Menostar: When used in a woman with a uterus, endometrial sampling is recommended at yearly intervals or when clinically indicated.
Menopausal symptoms, vulvar and vaginal atrophy: Assess need for therapy at 3- to 6-month intervals
Prevention of osteoporosis: Bone density measurement
Note: Monitoring of FSH and serum estradiol is not useful when managing vasomotor symptoms associated with menopause or vulvar and vaginal atrophy.
Pregnancy Risk Factor
In general, the use of estrogen and progestin as in combination hormonal contraceptives has not been associated with teratogenic effects when inadvertently taken early in pregnancy. These products are contraindicated for use during pregnancy.
• Discuss specific use of drug and side effects with patient as it relates to treatment. (HCAHPS: During this hospital stay, were you given any medicine that you had not taken before? Before giving you any new medicine, how often did hospital staff tell you what the medicine was for? How often did hospital staff describe possible side effects in a way you could understand?)
• Patient may experience hair loss, cramps, bloating, enlarged breasts, painful periods, or injection site irritation. Have patient report immediately to prescriber signs of liver problems (dark urine, fatigue, lack of appetite, nausea, abdominal pain, light-colored stools, vomiting, or jaundice), signs of severe cerebrovascular disease (change in strength on one side is greater than the other, difficulty speaking or thinking, change in balance, or vision changes), signs of DVT (edema, warmth, numbness, change in color, or pain in the extremities), angina, shortness of breath, coughing up blood, severe headache, severe dizziness, passing out, severe nausea, vomiting, severe abdominal pain, back pain, bulging eyes, contact lens discomfort, blindness, vision changes, lump in breast, breast soreness or pain, nipple discharge, vaginitis, abnormal vaginal bleeding, depression, mood changes, memory impairment, urinary retention, change in amount of urine passed, painful urination, edema, severe skin irritation, or signs of toxic shock syndrome (diarrhea, dizziness, passing out, severe muscle pain, nausea, vomiting, or sunburn like rash) (HCAHPS).

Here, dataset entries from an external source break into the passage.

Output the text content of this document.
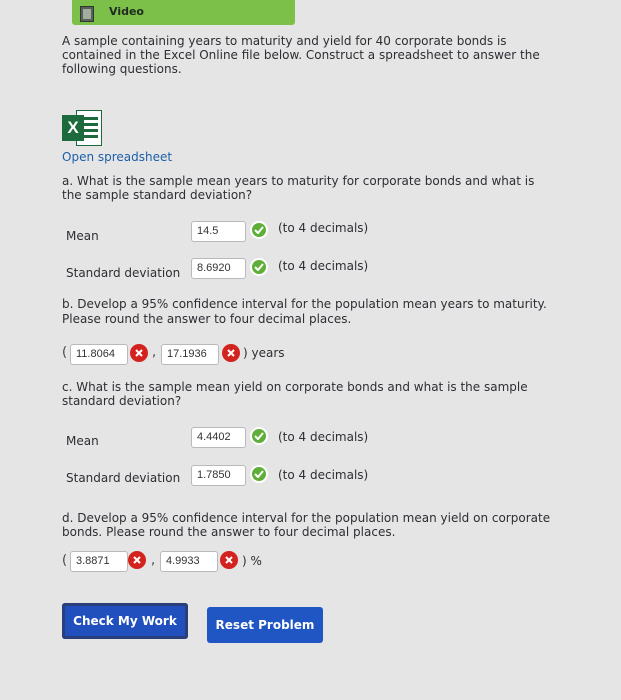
Video
A sample containing years to maturity and yield for 40 corporate bonds is
contained in the Excel Online file below. Construct a spreadsheet to answer the
following questions.
X
Open spreadsheet
a. What is the sample mean years to maturity for corporate bonds and what is
the sample standard deviation?
Mean	14.5	(to 4 decimals)
Standard deviation	8.6920	(to 4 decimals)
b. Develop a 95% confidence interval for the population mean years to maturity.
Please round the answer to four decimal places.
( 11.8064	, 17.1936	) years
c. What is the sample mean yield on corporate bonds and what is the sample
standard deviation?
Mean	4.4402	(to 4 decimals)
Standard deviation	1.7850	(to 4 decimals)
d. Develop a 95% confidence interval for the population mean yield on corporate
bonds. Please round the answer to four decimal places.
( 3.8871	, 4.9933	) %
Check My Work	Reset Problem
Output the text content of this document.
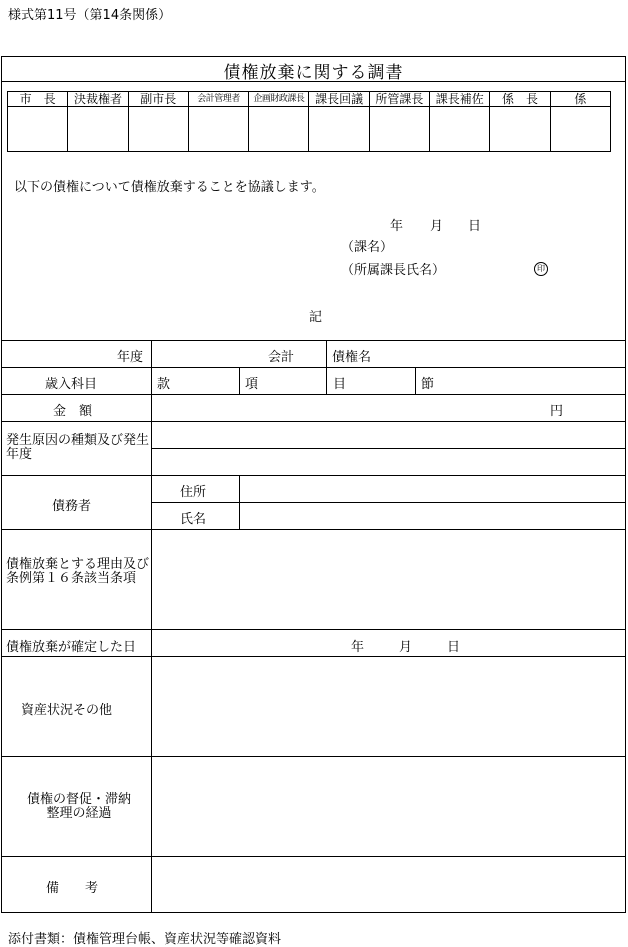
様式第11号（第14条関係）
債権放棄に関する調書
市　長	決裁権者	副市長	会計管理者	企画財政課長	課長回議	所管課長	課長補佐	係　長	係

以下の債権について債権放棄することを協議します。
年 月 日
（課名）
（所属課長氏名）	印
記
年度	会計	債権名
歳入科目	款	項	目	節
金　額	円
発生原因の種類及び発生年度
債務者
住所
氏名
債権放棄とする理由及び条例第１６条該当条項
債権放棄が確定した日	年	月	日
資産状況その他
債権の督促・滞納整理の経過
備　　考
添付書類：債権管理台帳、資産状況等確認資料
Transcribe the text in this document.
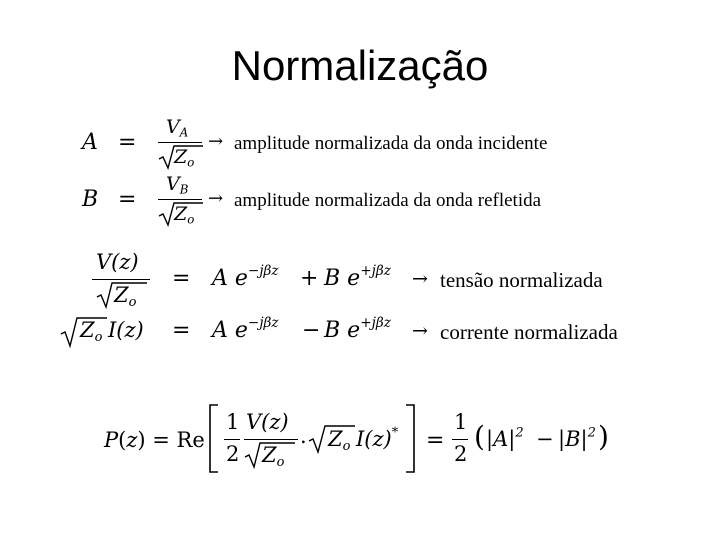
Normalização
A =
$V_A$
$Z_o$
→ amplitude normalizada da onda incidente
B =
$V_B$
$Z_o$
→ amplitude normalizada da onda refletida
V(z)
$Z_o$
= A $e^{-j\beta z} + B$ $e^{+j\beta z}$ → tensão normalizada
$Z_o$ I(z) = A $e^{-j\beta z} - B$ $e^{+j\beta z}$ → corrente normalizada
P(z) = Re
1
2
V(z)
$Z_o$
. $Z_o$ I(z)* =
1
2
( $|A|^2 - |B|^2$ )
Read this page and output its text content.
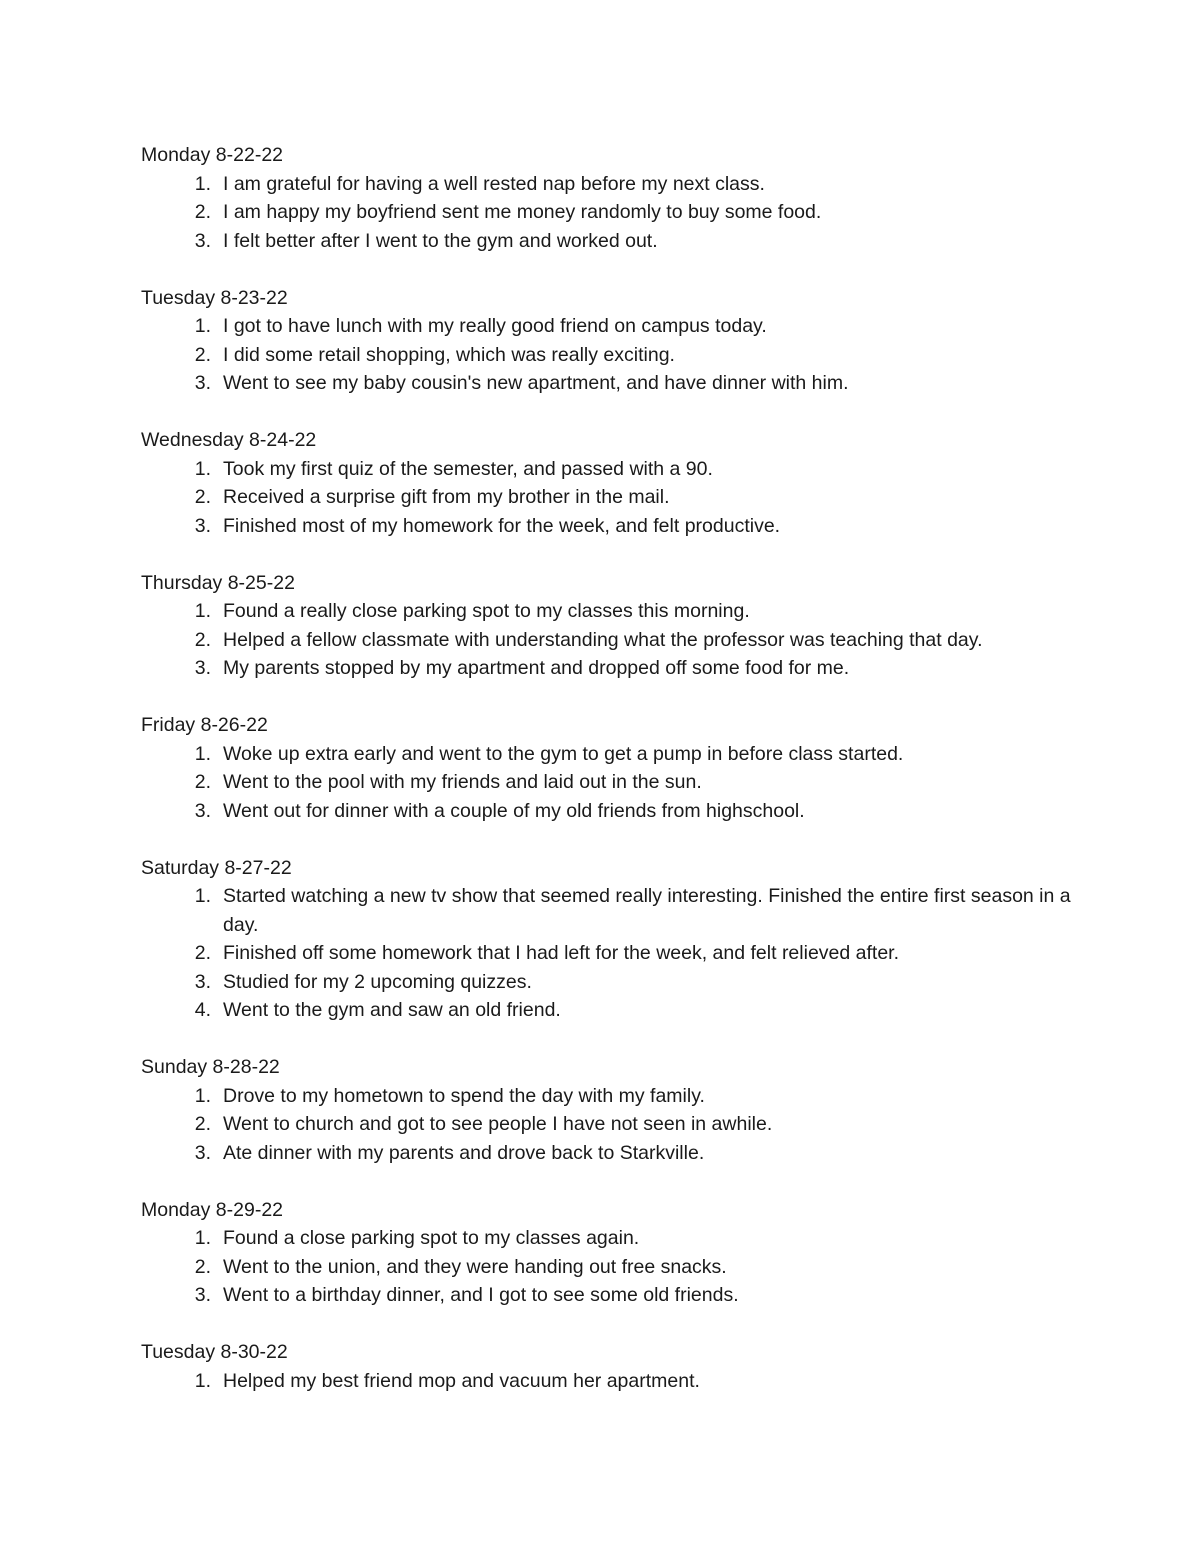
Monday 8-22-22
1. I am grateful for having a well rested nap before my next class.
2. I am happy my boyfriend sent me money randomly to buy some food.
3. I felt better after I went to the gym and worked out.
Tuesday 8-23-22
1. I got to have lunch with my really good friend on campus today.
2. I did some retail shopping, which was really exciting.
3. Went to see my baby cousin's new apartment, and have dinner with him.
Wednesday 8-24-22
1. Took my first quiz of the semester, and passed with a 90.
2. Received a surprise gift from my brother in the mail.
3. Finished most of my homework for the week, and felt productive.
Thursday 8-25-22
1. Found a really close parking spot to my classes this morning.
2. Helped a fellow classmate with understanding what the professor was teaching that day.
3. My parents stopped by my apartment and dropped off some food for me.
Friday 8-26-22
1. Woke up extra early and went to the gym to get a pump in before class started.
2. Went to the pool with my friends and laid out in the sun.
3. Went out for dinner with a couple of my old friends from highschool.
Saturday 8-27-22
1. Started watching a new tv show that seemed really interesting. Finished the entire first season in a day.
2. Finished off some homework that I had left for the week, and felt relieved after.
3. Studied for my 2 upcoming quizzes.
4. Went to the gym and saw an old friend.
Sunday 8-28-22
1. Drove to my hometown to spend the day with my family.
2. Went to church and got to see people I have not seen in awhile.
3. Ate dinner with my parents and drove back to Starkville.
Monday 8-29-22
1. Found a close parking spot to my classes again.
2. Went to the union, and they were handing out free snacks.
3. Went to a birthday dinner, and I got to see some old friends.
Tuesday 8-30-22
1. Helped my best friend mop and vacuum her apartment.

• Educate patient about signs of a significant reaction (eg, wheezing; chest tightness; fever; itching; bad cough; blue skin color; seizures; or swelling of face, lips, tongue, or throat). Note: This is not a comprehensive list of all side effects. Patient should consult prescriber for additional questions.
Intended Use and Disclaimer: Should not be printed and given to patients. This information is intended to serve as a concise initial reference for health care professionals to use when discussing medications with a patient. You must ultimately rely on your own discretion, experience, and judgment in diagnosing, treating, and advising patients.